Again, while this wasn’t detrimental to our security and lives, it wasn’t healthy. I felt that they key was the abstract nature of using the credit card. I dug out an accounting pad I received from my father many years ago (I took an accounting class in high school) and began recording everything: cash spent, credit card purchases, debit card purchases, income, income from store returns. Every transaction.

To any one who ever balanced a check book, this will not sound amazing. But really, with online banking, how many of us let that practice go completely? And even for those who did or do it, what about cash purchases?

I put the numbers on paper. I add and subtract with each transaction. Credit card bills are no longer a surprise because they are already accounted for.

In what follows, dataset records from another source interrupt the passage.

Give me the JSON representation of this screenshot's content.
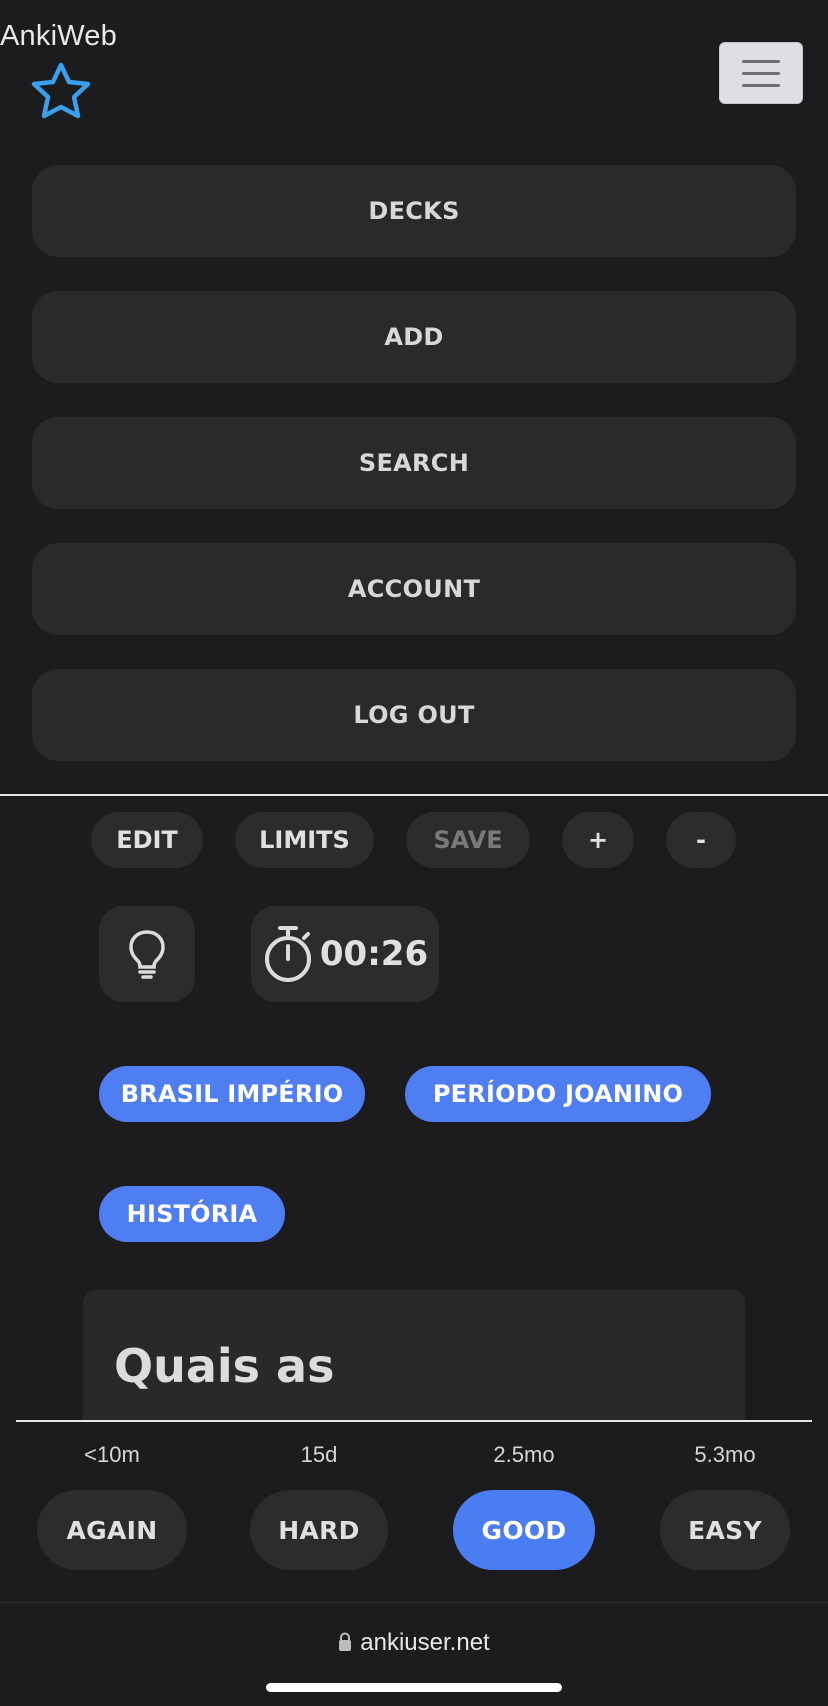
{
  "brand": {
    "name": "AnkiWeb",
    "accent_color": "#3aa0ee"
  },
  "nav": {
    "items": [
      "DECKS",
      "ADD",
      "SEARCH",
      "ACCOUNT",
      "LOG OUT"
    ]
  },
  "toolbar": {
    "edit": "EDIT",
    "limits": "LIMITS",
    "save": "SAVE",
    "plus": "+",
    "minus": "-"
  },
  "timer": {
    "value": "00:26",
    "icon": "stopwatch-icon"
  },
  "hint": {
    "icon": "lightbulb-icon"
  },
  "tags": [
    "BRASIL IMPÉRIO",
    "PERÍODO JOANINO",
    "HISTÓRIA"
  ],
  "card": {
    "question": "Quais as consequências da"
  },
  "answers": [
    {
      "interval": "<10m",
      "label": "AGAIN"
    },
    {
      "interval": "15d",
      "label": "HARD"
    },
    {
      "interval": "2.5mo",
      "label": "GOOD"
    },
    {
      "interval": "5.3mo",
      "label": "EASY"
    }
  ],
  "browser": {
    "url": "ankiuser.net"
  },
  "colors": {
    "tag": "#4f7df2",
    "primary_button": "#4a7cf2",
    "background": "#1c1c1e"
  }
}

This process created the mindfulness needed to really get on top of our spending. The problem was not so much a problem for my husband, but for me, and this was the solution. So while, we still have things we can do better (saving more from unexpected income), I’m so pleased to say that now, at the end of the pay period, instead of nail biting, we have double the amount we would have had two months ago.

It’s a little lesson, but I’m proud of it. Writing it down, being able to glance at it any time without going on the computer, adding the numbers myself all adds mindfulness to the practice of spending and receiving.

It’s a small personal triumph. What, in the past year, have you found works for you, has solved a problem, has made you feel proud of your accomplishments?